Friday, March 2, 2012

My Peter Pan Syndrome

Suzanne & her daughters
True confession: I don't think I'll ever grow up. Oh, I'm technically a grown up. I've got all the headaches of a grown up - bills to pay, children to raise, all the usual stuff. BUT, I think there is a big part of me that somewhere along the way refused to stop 'playing pretend'.

When I was little I was more like my children. I remember donning my mother's or even my grandmother's clothes to play 'dress up' - including shoes, jewelry and the like. As a writer, I don't usually go to the extreme of dressing up like my characters, but I had the opportunity this summer to visit a local treasure called Conner Prairie up near Fishers, Indiana. If you are at all interested in history it is worth the trip.

While walking through the Conner homestead (resembling an 1836 prairie town) it hit me how awesome imagination can be. Around every corner was a new opportunity to pretend you lived there and fill the town with crazy neighbors, rugged heroes, and every day challenges. My daughters loved it when I jumped in and dressed up with them in some provided costumes for the photo above, but I realized the truth to be that nothing provided came close to the costuming and conversations I was picturing in my head.

Even in more modern settings, a snatch of conversation can stimulate my mind to manufacture an entire back story for the people I've overheard. And I love it! Even if the stories I make up aren't their 'real' story, I feel this ability makes me more understanding of others ... more compassionate. How can that be a bad thing?
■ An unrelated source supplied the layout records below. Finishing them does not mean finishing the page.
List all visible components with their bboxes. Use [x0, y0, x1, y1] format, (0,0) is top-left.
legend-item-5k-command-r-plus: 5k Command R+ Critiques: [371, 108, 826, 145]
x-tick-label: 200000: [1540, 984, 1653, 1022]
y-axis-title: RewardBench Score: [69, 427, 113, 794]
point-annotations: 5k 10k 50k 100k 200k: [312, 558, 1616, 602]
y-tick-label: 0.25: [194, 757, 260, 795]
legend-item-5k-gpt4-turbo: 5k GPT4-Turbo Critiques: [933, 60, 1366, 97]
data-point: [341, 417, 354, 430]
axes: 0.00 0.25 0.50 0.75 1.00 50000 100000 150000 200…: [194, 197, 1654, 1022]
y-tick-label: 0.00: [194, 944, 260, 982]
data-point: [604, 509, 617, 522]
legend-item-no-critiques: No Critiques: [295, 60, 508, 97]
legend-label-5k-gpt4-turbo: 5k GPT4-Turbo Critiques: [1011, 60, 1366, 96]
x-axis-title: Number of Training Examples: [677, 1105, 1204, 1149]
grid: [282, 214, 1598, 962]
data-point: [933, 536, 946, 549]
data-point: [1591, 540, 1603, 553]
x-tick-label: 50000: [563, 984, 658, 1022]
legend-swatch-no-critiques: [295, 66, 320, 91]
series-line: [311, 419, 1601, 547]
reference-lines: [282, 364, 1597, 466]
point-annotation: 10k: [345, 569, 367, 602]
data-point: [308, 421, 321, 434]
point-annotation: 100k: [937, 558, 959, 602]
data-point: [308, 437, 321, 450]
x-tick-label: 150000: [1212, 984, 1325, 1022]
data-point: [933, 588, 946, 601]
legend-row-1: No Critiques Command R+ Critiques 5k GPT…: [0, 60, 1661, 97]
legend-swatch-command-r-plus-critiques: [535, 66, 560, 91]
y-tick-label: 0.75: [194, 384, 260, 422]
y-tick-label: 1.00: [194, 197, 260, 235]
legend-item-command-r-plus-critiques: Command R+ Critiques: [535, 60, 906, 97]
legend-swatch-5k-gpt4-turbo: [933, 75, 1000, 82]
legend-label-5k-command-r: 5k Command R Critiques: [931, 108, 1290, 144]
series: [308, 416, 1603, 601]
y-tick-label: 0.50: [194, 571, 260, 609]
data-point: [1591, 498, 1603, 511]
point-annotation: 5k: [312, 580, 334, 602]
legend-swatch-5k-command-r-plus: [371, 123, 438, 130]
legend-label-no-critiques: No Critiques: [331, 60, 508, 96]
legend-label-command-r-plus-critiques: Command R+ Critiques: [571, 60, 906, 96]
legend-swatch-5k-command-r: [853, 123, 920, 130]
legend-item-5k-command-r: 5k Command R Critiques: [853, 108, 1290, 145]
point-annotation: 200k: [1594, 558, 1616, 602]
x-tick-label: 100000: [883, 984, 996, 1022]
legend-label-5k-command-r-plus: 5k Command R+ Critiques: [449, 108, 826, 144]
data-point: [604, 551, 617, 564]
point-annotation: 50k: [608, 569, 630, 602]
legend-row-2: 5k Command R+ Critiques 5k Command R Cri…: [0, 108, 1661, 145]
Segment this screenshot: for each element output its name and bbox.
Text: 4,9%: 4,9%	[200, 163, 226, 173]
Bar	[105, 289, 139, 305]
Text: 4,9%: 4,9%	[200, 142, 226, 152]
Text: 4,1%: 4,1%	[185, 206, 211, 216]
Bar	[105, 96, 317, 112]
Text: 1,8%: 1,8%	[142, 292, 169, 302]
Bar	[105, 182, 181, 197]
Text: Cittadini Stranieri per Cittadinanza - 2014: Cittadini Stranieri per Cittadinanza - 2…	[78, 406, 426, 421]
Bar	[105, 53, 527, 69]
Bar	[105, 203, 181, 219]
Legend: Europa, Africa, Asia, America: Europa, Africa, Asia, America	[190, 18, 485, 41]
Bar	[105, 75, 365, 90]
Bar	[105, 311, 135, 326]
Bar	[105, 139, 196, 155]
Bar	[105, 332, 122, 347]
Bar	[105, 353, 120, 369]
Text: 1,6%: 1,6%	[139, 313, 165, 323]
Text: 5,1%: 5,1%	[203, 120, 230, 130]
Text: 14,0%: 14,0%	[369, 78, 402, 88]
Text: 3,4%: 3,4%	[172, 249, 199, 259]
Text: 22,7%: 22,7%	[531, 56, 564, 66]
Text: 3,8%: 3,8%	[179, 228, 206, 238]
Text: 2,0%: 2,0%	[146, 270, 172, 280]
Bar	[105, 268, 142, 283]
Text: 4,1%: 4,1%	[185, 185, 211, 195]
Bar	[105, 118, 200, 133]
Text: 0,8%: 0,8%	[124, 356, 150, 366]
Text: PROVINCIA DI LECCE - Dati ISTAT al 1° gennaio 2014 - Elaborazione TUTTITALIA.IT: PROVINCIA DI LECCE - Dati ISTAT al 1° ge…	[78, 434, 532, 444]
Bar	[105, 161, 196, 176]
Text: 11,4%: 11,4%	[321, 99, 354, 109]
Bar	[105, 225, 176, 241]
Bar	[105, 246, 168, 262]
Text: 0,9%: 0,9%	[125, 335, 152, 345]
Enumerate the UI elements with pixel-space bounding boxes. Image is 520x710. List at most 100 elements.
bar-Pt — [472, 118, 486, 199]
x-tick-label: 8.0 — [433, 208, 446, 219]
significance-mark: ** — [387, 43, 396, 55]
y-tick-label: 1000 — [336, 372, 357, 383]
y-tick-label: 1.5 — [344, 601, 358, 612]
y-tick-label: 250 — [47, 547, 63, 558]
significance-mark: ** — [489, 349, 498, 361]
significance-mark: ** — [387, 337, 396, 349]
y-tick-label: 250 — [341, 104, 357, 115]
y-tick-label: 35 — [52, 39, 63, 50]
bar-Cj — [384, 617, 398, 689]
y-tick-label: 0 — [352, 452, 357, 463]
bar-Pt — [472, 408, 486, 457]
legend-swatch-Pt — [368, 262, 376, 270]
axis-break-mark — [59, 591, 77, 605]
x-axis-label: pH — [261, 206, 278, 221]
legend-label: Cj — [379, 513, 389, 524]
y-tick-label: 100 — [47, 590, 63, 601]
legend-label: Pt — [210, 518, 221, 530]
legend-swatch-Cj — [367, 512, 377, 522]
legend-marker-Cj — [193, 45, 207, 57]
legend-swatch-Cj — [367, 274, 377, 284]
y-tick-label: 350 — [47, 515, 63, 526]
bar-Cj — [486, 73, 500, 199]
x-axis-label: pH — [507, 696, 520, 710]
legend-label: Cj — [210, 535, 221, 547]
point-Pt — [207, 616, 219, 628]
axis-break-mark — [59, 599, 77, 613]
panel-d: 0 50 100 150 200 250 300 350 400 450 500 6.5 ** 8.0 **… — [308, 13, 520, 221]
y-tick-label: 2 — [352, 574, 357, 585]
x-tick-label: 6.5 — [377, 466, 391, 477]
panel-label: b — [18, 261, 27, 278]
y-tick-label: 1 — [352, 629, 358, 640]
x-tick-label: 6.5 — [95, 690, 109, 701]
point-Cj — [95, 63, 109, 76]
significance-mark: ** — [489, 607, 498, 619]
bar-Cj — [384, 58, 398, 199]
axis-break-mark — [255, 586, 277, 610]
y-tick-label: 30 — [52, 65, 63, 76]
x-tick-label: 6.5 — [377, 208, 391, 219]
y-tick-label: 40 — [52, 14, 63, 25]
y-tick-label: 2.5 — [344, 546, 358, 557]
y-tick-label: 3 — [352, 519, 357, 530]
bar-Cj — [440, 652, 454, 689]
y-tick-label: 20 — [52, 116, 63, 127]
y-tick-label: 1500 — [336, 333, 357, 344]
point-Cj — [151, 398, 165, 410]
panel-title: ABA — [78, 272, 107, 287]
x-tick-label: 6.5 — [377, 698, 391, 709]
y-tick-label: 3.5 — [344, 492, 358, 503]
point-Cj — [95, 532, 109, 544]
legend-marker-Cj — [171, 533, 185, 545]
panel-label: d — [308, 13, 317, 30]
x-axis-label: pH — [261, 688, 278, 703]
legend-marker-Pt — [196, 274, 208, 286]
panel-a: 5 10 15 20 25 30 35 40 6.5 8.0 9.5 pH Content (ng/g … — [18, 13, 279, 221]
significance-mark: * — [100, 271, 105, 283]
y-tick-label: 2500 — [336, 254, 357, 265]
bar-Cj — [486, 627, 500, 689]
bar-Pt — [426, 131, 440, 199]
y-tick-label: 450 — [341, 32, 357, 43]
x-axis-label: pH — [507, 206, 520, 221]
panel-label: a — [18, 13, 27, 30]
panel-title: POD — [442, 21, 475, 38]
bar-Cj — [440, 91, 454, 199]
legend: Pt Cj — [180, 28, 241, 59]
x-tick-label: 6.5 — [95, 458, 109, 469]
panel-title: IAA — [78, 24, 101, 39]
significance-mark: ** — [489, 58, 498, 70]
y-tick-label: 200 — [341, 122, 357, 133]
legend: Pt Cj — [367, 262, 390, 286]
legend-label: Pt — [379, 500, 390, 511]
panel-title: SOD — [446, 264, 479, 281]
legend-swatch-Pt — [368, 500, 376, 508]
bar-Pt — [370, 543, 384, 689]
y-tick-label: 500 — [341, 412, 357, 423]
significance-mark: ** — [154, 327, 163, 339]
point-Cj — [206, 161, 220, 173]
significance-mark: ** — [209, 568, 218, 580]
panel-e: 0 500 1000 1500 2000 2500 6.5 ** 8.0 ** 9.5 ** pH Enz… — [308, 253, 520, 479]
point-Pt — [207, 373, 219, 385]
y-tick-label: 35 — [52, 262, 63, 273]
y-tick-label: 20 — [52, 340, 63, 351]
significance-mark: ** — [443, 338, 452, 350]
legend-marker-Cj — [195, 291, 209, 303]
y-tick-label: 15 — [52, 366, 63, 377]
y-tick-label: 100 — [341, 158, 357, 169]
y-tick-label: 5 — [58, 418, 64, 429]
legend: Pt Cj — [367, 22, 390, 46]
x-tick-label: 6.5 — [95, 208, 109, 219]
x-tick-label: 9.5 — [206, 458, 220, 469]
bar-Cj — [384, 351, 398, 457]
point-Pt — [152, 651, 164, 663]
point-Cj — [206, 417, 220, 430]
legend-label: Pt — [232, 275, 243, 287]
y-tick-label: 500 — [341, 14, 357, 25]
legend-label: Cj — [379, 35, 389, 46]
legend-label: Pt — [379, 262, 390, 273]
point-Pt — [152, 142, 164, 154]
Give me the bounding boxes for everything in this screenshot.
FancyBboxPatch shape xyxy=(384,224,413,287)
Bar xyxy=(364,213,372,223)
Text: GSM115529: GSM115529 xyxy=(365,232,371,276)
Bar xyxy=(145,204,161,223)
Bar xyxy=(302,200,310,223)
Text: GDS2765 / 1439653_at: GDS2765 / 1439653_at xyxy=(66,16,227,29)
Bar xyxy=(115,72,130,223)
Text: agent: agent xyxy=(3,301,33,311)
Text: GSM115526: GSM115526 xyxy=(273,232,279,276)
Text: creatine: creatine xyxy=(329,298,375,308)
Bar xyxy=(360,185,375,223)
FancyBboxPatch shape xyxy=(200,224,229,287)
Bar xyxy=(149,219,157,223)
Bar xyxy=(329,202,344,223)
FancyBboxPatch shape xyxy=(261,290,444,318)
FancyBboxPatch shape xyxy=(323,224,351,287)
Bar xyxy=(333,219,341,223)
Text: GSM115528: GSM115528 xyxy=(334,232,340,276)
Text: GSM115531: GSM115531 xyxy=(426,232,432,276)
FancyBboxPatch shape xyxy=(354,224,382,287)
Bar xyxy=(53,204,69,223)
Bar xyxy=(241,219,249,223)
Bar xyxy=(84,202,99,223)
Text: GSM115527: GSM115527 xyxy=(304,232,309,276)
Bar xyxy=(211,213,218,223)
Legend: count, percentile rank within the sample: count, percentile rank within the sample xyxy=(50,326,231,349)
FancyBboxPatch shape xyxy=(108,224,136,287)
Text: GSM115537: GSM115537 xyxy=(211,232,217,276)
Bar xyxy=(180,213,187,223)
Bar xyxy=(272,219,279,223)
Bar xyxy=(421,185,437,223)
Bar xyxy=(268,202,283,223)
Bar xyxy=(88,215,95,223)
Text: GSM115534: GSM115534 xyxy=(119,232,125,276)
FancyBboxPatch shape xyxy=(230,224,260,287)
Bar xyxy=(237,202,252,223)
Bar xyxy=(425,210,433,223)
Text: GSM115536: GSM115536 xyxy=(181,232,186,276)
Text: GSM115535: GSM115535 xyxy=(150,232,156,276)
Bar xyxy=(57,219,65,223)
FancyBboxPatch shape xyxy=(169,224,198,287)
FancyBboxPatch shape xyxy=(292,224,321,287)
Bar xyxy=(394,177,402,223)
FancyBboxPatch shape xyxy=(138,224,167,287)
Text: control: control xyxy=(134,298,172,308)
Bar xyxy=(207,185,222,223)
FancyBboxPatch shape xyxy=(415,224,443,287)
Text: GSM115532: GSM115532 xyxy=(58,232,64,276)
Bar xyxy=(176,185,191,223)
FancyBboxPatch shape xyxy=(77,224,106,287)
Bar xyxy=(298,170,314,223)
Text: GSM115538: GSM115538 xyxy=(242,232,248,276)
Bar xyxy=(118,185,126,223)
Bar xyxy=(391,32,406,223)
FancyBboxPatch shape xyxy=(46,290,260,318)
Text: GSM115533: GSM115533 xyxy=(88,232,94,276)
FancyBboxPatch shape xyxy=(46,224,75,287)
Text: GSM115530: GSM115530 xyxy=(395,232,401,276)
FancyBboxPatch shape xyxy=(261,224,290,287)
So I don't think I'll ever be done 'playing pretend' - even if I mostly do it in my mind, or on my computer screen via keyboard. And I know that amongst fiction writers I have many kindred spirits. How about it everyone, off to Neverland?


  1. Letting you know -- I think I've reached my goal of making my adolesence last until I hit my mid-life crisis.

    Dressing up like my characters? Well, since my writing is contemporary and my characters are preachers, lawyers, and college professors, I might try that. Or do they dress like me? However, I'm definitely not going to dress like my radio talk-show hostess character -- I don't have the legs for a skirt.

    On one hand, you're right on the money -- writers need to maintain their ability to pretend. However, depending on our writing, we need to grow up enough to understand what real people are going through. Not as true for children and teens maybe, but we need to grow up enough for grown ups to be fooled.

    Very interesting post, and I thank you for sharing it.

    Jeff Reynolds

  2. I do agree with you, Jeff. Playing pretend with my writing characters is much more complex than playing 'dress up' with my girls ... My characters have real-world problems, even if they are make believe. But I do think having a vivid imagination can make you a more empathetic person - and the older I get, the more things I or my close friends have experienced as well.

    And I fake being a grown up pretty well when I need to. :) Thanks for commenting!

  3. I think imagination is a tremendously valuable tool. It lets me experience a minor situation and explore the emotions of a similar major situation. I do miss having small children to play make believe with. Thanks, for the blog, Suzanne.

  4. I am treasuring their younger years. I know some day they'll be too grown up to play pretend with such abandonment. But then, we've already begun the adventure with my oldest of learning to read!! I'm already certain both of them will be book addicts like me, as they beg me nightly for story time. LOL Their favorite, at the moment, is the Veggie Tales story bible.